Der Klimaschutz ist eine der größten Herausforderungen für die Zukunft. Den Kommunen kommt dabei eine herausragende Rolle zu. Auf internationaler, europäischer, nationaler und Länder-Ebene geht es darum, den Rahmen für einen wirksamen und wirtschaftlich zukunftsweisenden Klimaschutz zu schaffen.
Die kommunale Ebene ist die Ebene der Umsetzung in die Praxis. Hier verdichten sich die technologischen, ökonomischen und ökologischen Herausforderungen, vor denen wir stehen. In den Kommunen wird Klimaschutz gelebte Realität. Dazu braucht es das Engagement der Kommunen, der Unternehmen vor Ort und der einzelnen Bürgerinnen und Bürger.
Ein Beispiel für dieses Engagement ist der Bezug der Stadt Reutlingen von Strom aus Wasserkraft von der FairEnergie für alle kommunalen Liegenschaften.
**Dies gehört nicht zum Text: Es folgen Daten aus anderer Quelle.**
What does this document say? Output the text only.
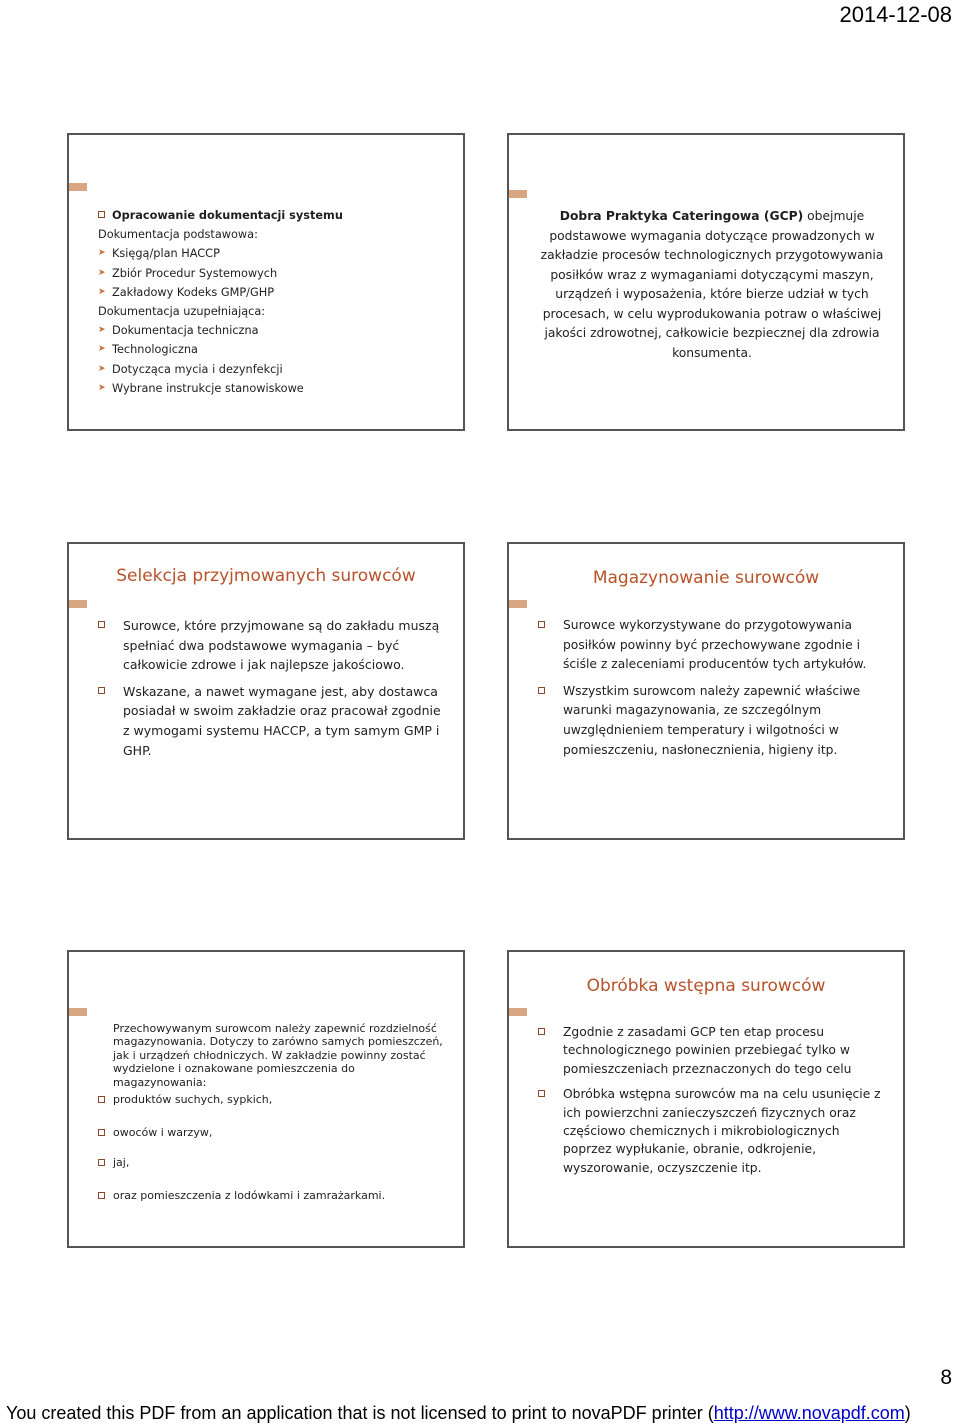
2014-12-08
Opracowanie dokumentacji systemu
Dokumentacja podstawowa:
➤ Księgą/plan HACCP
➤ Zbiór Procedur Systemowych
➤ Zakładowy Kodeks GMP/GHP
Dokumentacja uzupełniająca:
➤ Dokumentacja techniczna
➤ Technologiczna
➤ Dotycząca mycia i dezynfekcji
➤ Wybrane instrukcje stanowiskowe
Dobra Praktyka Cateringowa (GCP) obejmuje podstawowe wymagania dotyczące prowadzonych w zakładzie procesów technologicznych przygotowywania posiłków wraz z wymaganiami dotyczącymi maszyn, urządzeń i wyposażenia, które bierze udział w tych procesach, w celu wyprodukowania potraw o właściwej jakości zdrowotnej, całkowicie bezpiecznej dla zdrowia konsumenta.
Selekcja przyjmowanych surowców
Surowce, które przyjmowane są do zakładu muszą spełniać dwa podstawowe wymagania – być całkowicie zdrowe i jak najlepsze jakościowo.
Wskazane, a nawet wymagane jest, aby dostawca posiadał w swoim zakładzie oraz pracował zgodnie z wymogami systemu HACCP, a tym samym GMP i GHP.
Magazynowanie surowców
Surowce wykorzystywane do przygotowywania posiłków powinny być przechowywane zgodnie i ściśle z zaleceniami producentów tych artykułów.
Wszystkim surowcom należy zapewnić właściwe warunki magazynowania, ze szczególnym uwzględnieniem temperatury i wilgotności w pomieszczeniu, nasłonecznienia, higieny itp.
Przechowywanym surowcom należy zapewnić rozdzielność magazynowania. Dotyczy to zarówno samych pomieszczeń, jak i urządzeń chłodniczych. W zakładzie powinny zostać wydzielone i oznakowane pomieszczenia do magazynowania:
produktów suchych, sypkich,
owoców i warzyw,
jaj,
oraz pomieszczenia z lodówkami i zamrażarkami.
Obróbka wstępna surowców
Zgodnie z zasadami GCP ten etap procesu technologicznego powinien przebiegać tylko w pomieszczeniach przeznaczonych do tego celu
Obróbka wstępna surowców ma na celu usunięcie z ich powierzchni zanieczyszczeń fizycznych oraz częściowo chemicznych i mikrobiologicznych poprzez wypłukanie, obranie, odkrojenie, wyszorowanie, oczyszczenie itp.
8
You created this PDF from an application that is not licensed to print to novaPDF printer (http://www.novapdf.com)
Gemeinsam mit der Stadtmarketing und Tourismus Reutlingen GmbH hat die FairEnergie die Idee eines klimaneutralen Stadtfestes 2010 entwickelt. „Das Konzept basiert auf zwei Bausteinen", skizziert Klaus Saiger, Technischer Geschäftsführer der FairEnergie, den innovativen Vorstoß. „Zum einen werden die beim Stadtfest anfallenden CO2-Emissionen durch den Ankauf von erneuerbaren Emissionszertifikaten neutralisiert. Zum anderen stellt die FairEnergie allen Teilnehmern des Stadtfestes CO2-freien Strom aus regionaler Wasserkraft ohne Aufpreis zur Verfügung." Rund 80.000 kg Kohlendioxid (CO2) -Emissionen entstehen nach Berechnungen der FairEnergie beim Stadtfest. Im Wesentlichen wird diese Menge durch den Kraftstoffverbrauch bei der An- und Abreise der Gäste zum Stadtfest sowie durch den Energieverbrauch der Teilnehmer an den Veranstaltungstagen verursacht.
Um die anfallenden Kohlendioxid-Emissionen komplett zu neutralisieren, bedient sich die FairEnergie am Markt verfügbarer erneuerbarer Emissionszertifikate. Durch deren Ankauf wird sichergestellt, dass für jedes Gramm CO2, das beim Stadtfest ausgestoßen wird, an anderer Stelle rein erneuerbar erzeugter Strom produziert wird. Somit ist die Klimabilanz ausgeglichen und das Stadtfest kann das Prädikat CO2-neutral tragen. Die Emissionszertifikate stammen aus einem Windkraftprojekt in Taiwan. Die beiden Windfarmen „Changbin" und „Taichung" liegen an der Westküste der Insel. Die Windkraftanlagen bestehen aus 65 Windturbinen mit einer Leistung von je 2,3 MW. Damit kann Strom für rund 110.000 Haushalte produziert werden. Die gesamte CO2-Einsparung gegenüber konventionell erzeugtem Strom (z.B. in Kohlekraftwerken) beträgt rund 370.000 Tonnen pro Jahr.
Das klimaneutrale Stadtfest 2010 in Reutlingen schlägt damit gelungen eine Brücke vom lokalen Handeln zum globalen Denken und leistet einen wichtigen Beitrag zur Verringerung der CO2-Emissionen.